Islamabad, Pakistan: The Federal Board of Revenue (FBR) is facing a significant challenge with the increasing number of “junk” tax returns, which account for 68% of all income tax returns filed in 2023.
These nil-filers, who submit returns without declaring any taxable income, pose a significant challenge for the FBR in identifying individuals who are not paying their fair share of taxes.
The FBR has decided to send e-notices to 1.6 million nil-filers, urging them to submit their actual returns for the tax year 2024. These individuals have been identified based on their financial transactions, indicating that they likely have taxable income. Dawn
The FBR is also considering measures to restrict the activities of non-filers, including prohibiting them from engaging in financial or investment activities and imposing travel restrictions.

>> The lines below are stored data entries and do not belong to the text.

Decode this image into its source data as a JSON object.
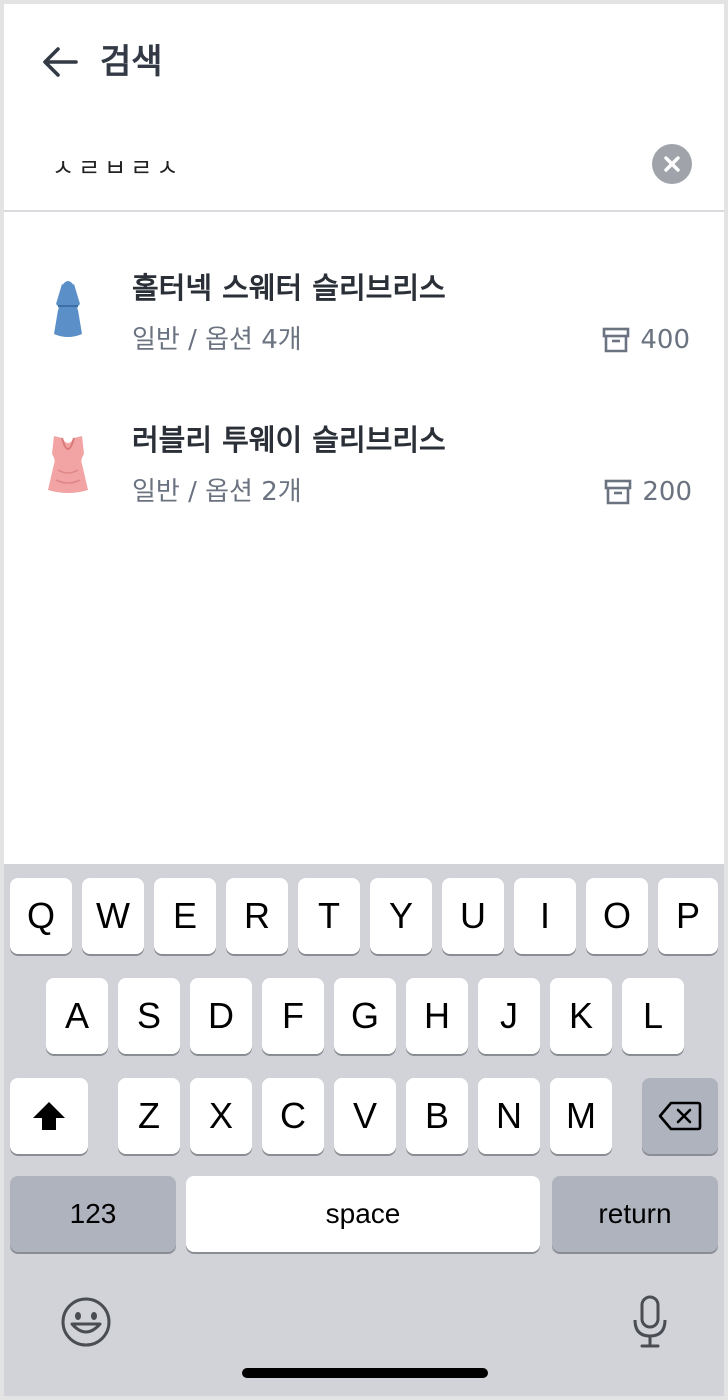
{
  "header": {
    "title": "검색"
  },
  "search": {
    "value": "ㅅㄹㅂㄹㅅ"
  },
  "results": [
    {
      "name": "홀터넥 스웨터 슬리브리스",
      "meta": "일반 / 옵션 4개",
      "stock": "400"
    },
    {
      "name": "러블리 투웨이 슬리브리스",
      "meta": "일반 / 옵션 2개",
      "stock": "200"
    }
  ],
  "keyboard": {
    "row1": [
      "Q",
      "W",
      "E",
      "R",
      "T",
      "Y",
      "U",
      "I",
      "O",
      "P"
    ],
    "row2": [
      "A",
      "S",
      "D",
      "F",
      "G",
      "H",
      "J",
      "K",
      "L"
    ],
    "row3": [
      "Z",
      "X",
      "C",
      "V",
      "B",
      "N",
      "M"
    ],
    "numbers_label": "123",
    "space_label": "space",
    "return_label": "return"
  }
}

There are three main categories of non-filers:
- Nil filers: Individuals who submit returns without declaring any taxable income.
- Null filers: Individuals with no business transactions on their sales tax returns.
- Below-threshold (BTL) filers: Individuals who claim their income is below the taxable threshold.
The FBR has identified a significant tax gap among the wealthiest 1% of Pakistanis, who are estimated to have underpaid taxes by Rs1.3 trillion in 2023.
To address the issue of junk returns, the FBR is considering introducing mandatory digital invoicing and conducting data triangulation to identify individuals who are evading taxes.
Experts believe that implementing existing tax policies effectively and improving data integration are crucial for enhancing tax collection and reducing the prevalence of junk returns.